Removing e40d?
Thanks
My shop manual CD died, so I can't copy and paste the section in for you. I hope someone else can come through in that regard.
I have several tips though:
Rent a transmission jack unless you have two shop jacks and are really sure you're strong enough to keep the tranny in place. The tranny is really heavy (IIRC 350 lbs) and can really do a number on you if you drop it on yourself.
You can drain most of the fluid by sending the oil cooler return line to a bucket and running the engine to pump out the pan. (The return is at the rear). Turn the engine off once bubbles show up. Next drain the torque converter. If you roll the engine around, you will find a drain plug in the torque converter. Shoot compressed air back the disconnected oil cooler line and it'll blow out the cooler back to the torque converter and make the torque converter drain fast. Doing all this saves a lot on the messiness of the job - that way the cooler doesn't slowly drip empty once the lines are disconnected.
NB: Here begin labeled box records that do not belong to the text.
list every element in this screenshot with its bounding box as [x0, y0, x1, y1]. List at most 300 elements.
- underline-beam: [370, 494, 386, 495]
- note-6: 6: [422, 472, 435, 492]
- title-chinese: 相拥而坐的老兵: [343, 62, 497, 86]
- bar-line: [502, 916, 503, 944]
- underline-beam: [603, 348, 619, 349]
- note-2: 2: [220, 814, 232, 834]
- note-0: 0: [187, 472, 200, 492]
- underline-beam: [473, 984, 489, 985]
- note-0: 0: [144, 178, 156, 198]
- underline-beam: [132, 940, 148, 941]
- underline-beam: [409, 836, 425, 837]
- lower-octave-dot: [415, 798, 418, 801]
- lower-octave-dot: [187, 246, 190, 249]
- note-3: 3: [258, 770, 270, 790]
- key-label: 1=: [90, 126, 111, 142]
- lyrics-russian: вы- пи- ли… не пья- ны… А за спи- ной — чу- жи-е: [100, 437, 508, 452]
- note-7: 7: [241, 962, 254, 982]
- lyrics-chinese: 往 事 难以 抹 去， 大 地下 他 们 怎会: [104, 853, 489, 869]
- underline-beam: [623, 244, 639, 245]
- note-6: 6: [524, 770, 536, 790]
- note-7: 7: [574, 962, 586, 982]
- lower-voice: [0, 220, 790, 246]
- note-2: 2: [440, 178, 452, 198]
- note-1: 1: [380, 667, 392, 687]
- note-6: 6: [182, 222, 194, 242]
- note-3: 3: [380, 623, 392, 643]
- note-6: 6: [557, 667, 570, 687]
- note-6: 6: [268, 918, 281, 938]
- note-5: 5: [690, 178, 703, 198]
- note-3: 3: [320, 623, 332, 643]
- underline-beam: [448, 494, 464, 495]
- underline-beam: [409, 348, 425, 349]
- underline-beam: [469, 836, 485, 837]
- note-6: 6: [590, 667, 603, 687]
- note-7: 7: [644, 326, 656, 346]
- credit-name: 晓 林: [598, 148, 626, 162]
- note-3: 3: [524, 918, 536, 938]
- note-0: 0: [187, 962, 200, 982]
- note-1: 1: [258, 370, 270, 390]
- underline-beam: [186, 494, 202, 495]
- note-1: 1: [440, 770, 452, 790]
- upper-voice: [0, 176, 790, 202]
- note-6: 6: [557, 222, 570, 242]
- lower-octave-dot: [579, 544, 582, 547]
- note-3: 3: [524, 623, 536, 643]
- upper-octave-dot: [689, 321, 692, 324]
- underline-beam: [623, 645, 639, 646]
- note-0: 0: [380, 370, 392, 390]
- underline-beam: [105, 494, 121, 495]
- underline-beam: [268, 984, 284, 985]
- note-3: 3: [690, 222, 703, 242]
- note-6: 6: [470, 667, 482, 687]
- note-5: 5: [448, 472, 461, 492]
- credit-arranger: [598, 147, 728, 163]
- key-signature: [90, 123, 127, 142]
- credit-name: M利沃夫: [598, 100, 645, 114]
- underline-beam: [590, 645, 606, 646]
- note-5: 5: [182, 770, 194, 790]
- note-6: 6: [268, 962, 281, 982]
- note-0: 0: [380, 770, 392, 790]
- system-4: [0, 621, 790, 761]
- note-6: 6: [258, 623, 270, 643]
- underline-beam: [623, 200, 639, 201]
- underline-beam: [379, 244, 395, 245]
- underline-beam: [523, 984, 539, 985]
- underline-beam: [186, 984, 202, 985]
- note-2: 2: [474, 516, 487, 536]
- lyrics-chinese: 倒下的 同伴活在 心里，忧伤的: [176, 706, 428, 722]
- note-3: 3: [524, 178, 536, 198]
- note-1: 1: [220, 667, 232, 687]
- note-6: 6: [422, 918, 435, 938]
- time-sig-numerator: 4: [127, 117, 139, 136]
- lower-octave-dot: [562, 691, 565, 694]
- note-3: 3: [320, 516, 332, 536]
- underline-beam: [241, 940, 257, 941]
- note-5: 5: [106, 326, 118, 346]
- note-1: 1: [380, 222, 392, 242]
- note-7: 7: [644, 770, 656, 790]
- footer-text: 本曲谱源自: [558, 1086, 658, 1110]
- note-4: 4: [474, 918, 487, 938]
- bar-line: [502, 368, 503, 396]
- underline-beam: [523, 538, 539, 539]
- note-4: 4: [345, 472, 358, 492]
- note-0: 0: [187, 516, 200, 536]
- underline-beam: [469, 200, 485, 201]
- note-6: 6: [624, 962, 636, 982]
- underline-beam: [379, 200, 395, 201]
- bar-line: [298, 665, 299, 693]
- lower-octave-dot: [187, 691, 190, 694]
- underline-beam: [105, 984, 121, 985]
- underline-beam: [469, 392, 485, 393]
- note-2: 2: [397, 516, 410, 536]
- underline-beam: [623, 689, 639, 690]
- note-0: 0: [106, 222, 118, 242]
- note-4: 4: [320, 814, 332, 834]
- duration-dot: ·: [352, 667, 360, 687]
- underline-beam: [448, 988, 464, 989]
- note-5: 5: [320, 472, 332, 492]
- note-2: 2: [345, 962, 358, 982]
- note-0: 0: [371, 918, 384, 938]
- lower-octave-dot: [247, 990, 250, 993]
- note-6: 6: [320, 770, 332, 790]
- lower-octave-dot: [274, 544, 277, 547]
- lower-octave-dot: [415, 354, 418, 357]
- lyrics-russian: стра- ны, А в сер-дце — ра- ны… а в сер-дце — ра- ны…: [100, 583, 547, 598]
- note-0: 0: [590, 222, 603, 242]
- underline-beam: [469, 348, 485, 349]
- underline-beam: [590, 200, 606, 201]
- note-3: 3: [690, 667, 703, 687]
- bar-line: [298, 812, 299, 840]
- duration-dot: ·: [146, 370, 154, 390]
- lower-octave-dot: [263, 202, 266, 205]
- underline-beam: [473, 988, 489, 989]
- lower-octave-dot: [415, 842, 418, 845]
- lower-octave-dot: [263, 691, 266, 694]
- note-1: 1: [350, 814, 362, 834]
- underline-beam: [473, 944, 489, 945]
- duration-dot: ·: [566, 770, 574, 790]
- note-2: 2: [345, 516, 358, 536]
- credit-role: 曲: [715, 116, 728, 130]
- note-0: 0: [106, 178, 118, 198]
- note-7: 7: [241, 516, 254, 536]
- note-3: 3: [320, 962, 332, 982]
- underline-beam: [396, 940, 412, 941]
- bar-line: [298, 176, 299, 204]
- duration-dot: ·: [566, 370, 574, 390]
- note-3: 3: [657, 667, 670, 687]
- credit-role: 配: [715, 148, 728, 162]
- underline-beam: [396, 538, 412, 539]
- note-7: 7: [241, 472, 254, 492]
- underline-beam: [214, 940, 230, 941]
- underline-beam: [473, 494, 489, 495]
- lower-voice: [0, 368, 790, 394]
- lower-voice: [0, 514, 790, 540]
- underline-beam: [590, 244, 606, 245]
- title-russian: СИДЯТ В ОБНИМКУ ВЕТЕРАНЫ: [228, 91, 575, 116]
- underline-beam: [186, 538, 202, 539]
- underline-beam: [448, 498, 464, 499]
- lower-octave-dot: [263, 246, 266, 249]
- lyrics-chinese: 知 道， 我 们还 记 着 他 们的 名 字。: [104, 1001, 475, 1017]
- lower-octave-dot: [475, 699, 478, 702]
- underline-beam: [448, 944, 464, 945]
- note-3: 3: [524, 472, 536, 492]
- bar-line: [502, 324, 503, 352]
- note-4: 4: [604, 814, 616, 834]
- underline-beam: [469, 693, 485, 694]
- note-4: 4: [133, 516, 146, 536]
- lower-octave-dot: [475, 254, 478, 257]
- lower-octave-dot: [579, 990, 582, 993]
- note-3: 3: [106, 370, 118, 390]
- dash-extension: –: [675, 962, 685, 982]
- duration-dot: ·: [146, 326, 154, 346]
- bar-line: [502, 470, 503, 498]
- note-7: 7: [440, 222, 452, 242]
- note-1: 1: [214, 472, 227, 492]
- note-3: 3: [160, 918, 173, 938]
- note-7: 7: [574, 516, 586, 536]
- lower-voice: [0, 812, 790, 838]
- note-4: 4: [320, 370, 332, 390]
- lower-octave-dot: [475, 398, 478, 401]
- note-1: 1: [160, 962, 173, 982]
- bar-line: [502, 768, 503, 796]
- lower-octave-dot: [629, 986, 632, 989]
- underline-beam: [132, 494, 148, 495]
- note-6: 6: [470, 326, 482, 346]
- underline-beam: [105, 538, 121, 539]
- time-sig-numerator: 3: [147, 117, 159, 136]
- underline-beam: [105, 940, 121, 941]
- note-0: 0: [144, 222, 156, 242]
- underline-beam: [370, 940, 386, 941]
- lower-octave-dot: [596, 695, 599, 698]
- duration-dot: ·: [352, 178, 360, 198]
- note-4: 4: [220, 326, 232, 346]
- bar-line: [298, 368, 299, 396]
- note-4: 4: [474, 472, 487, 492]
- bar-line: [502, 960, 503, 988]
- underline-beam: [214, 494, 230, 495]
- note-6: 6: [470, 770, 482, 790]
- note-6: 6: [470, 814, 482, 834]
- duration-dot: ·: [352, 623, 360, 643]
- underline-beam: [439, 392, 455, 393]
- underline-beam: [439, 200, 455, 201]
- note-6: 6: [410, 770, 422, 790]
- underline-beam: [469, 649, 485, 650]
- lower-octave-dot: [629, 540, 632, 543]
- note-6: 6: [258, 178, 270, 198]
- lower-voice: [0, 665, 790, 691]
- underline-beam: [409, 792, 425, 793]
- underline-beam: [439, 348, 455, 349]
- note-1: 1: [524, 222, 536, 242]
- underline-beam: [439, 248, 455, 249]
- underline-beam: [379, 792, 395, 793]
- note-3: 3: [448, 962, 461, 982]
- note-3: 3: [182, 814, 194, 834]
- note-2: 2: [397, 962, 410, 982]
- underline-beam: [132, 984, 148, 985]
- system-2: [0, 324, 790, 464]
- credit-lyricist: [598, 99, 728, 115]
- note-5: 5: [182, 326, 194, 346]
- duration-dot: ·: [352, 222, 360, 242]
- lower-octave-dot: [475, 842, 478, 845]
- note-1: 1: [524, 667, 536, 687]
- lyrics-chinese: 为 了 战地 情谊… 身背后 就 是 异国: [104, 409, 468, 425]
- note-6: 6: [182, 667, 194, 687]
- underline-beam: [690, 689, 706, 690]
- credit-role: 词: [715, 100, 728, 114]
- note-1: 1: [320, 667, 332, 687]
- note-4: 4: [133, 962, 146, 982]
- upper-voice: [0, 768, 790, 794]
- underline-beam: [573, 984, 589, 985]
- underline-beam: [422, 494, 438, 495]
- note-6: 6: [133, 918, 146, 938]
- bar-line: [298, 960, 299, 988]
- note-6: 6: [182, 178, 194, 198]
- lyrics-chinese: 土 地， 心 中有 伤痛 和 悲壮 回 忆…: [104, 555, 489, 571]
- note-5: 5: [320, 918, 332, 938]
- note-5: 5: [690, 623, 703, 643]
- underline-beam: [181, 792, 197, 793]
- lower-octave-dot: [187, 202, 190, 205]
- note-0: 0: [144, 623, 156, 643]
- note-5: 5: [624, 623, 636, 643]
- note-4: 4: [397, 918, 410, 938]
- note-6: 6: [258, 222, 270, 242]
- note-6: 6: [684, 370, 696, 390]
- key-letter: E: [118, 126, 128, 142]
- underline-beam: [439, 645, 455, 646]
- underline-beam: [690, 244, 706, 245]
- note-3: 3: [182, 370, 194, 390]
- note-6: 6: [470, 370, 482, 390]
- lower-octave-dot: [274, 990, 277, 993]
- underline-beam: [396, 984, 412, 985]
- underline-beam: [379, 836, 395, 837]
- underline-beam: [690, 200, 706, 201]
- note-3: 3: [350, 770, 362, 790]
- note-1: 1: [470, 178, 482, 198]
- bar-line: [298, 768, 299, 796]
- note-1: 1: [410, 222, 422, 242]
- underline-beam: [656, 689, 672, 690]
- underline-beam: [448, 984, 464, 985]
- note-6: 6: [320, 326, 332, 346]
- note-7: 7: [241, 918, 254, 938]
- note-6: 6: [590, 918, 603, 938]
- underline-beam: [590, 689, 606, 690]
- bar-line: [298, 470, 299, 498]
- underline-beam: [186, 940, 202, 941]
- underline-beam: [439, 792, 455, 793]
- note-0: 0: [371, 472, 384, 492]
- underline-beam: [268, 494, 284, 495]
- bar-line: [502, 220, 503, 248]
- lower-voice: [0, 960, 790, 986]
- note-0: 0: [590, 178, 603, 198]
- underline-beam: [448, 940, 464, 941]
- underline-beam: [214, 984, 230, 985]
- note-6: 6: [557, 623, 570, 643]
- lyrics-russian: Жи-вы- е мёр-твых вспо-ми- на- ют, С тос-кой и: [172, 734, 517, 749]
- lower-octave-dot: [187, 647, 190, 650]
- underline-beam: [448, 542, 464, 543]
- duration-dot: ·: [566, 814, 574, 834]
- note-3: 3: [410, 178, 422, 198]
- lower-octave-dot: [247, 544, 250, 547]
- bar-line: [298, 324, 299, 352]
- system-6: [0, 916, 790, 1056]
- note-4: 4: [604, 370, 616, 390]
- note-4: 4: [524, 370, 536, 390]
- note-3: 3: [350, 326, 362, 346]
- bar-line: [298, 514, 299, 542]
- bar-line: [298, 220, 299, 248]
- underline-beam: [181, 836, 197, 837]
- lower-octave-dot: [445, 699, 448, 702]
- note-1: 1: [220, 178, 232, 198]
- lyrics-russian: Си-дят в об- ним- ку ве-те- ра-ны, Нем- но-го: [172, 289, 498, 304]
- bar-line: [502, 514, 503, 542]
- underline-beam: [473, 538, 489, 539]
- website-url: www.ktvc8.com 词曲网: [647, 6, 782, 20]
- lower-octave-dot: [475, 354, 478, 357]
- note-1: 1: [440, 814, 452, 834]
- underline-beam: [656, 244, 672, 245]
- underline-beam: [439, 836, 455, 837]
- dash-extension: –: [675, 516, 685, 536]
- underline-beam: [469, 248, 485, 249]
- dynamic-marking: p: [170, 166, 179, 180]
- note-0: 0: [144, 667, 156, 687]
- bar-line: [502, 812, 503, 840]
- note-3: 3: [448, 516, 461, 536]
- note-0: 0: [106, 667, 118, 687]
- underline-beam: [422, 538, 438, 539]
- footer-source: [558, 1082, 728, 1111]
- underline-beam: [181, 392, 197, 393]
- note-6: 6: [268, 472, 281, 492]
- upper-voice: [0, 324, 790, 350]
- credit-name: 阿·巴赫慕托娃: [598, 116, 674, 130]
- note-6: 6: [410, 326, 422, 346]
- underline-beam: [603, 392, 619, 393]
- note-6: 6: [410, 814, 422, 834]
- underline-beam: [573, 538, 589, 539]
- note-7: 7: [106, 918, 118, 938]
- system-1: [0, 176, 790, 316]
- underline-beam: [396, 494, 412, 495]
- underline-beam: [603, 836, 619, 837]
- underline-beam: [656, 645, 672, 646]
Don't block the engine in place until you take the top two bell housing to block bolts out. When you're at the step to take out the bell housing bolts off, lower the back of the transmission as far as it will go. That will give you the room to pull the top two bolts out. Once the two bolts are out, go ahead and raise the back of the tranny back up, then block the engine in place. Put the transmission jack on and go ahead and take the other 4 bolts out.
I found the job not to bad, about 6 hours to do it. I probably could do it again in 3-4 now that I know what to do.
You have probably have already done this but make double sure that the leak is in fact coming from the rear seal and not from higher up and traveling to the tranny. I recall several members having similar problems as yours only to find out it wasn't the rear engine or front tranny seal.